FritzStack/IRF-Llama-3.2-3B_4bit-merged-mlx-fp16

TEXT GENERATIONConcurrency Cost:1Model Size:3.2BQuant:BF16Ctx Length:32kPublished:Feb 25, 2026License:apache-2.0Architecture:Transformer Open Weights Cold

FritzStack/IRF-Llama-3.2-3B_4bit-merged-mlx-fp16 is a 3.2 billion parameter Llama-3.2 model, developed by FritzStack, converted to the MLX format for efficient deployment on Apple Silicon. This model is a 4-bit merged version, optimized for inference performance and reduced memory footprint. It is designed for general-purpose language generation tasks, leveraging its Llama-3.2 architecture for robust performance in a compact size. Its primary utility lies in applications requiring a capable yet resource-efficient language model on MLX-compatible hardware.

Loading preview...

Model Overview

FritzStack/IRF-Llama-3.2-3B_4bit-merged-mlx-fp16 is a 3.2 billion parameter language model based on the Llama-3.2 architecture, developed by FritzStack. This specific version has been converted to the MLX format, making it suitable for optimized inference on Apple Silicon.

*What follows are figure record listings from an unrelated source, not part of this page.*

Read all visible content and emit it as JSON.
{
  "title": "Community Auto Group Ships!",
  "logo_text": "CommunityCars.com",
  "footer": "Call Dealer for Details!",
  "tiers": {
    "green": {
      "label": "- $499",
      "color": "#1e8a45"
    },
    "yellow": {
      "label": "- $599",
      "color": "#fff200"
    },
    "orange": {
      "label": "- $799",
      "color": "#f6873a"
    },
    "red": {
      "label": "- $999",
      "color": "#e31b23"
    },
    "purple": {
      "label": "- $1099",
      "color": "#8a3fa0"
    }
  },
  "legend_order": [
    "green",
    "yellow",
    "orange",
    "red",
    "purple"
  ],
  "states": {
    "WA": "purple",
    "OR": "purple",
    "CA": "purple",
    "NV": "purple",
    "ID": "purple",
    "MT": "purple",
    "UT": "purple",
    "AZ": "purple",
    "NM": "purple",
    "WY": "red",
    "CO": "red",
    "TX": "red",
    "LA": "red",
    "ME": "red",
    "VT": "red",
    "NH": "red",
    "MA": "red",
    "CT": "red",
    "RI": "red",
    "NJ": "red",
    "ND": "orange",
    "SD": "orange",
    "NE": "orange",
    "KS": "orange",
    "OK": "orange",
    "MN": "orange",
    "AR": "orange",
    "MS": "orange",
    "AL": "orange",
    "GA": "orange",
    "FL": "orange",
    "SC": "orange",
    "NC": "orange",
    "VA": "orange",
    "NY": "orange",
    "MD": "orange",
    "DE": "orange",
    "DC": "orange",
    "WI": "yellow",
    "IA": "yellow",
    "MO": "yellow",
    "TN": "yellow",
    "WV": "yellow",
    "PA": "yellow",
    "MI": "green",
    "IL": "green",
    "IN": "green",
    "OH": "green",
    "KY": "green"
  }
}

It is a 4-bit merged variant, indicating a focus on efficiency and reduced memory consumption while maintaining performance.

Key Characteristics

  • Architecture: Llama-3.2 base model.
  • Parameter Count: 3.2 billion parameters.
  • Quantization: 4-bit merged for efficiency.
  • Format: Converted to MLX format using mlx-lm version 0.29.1, enabling native execution on Apple Silicon.
  • Context Length: Supports a context length of 32768 tokens.

Use Cases

This model is particularly well-suited for developers and applications that require a capable language model to run efficiently on Apple Silicon hardware. Its 4-bit quantization and MLX conversion make it ideal for:

  • Local inference on macOS devices.
  • Applications where memory footprint and inference speed are critical.
  • General text generation, summarization, and question-answering tasks within resource-constrained environments.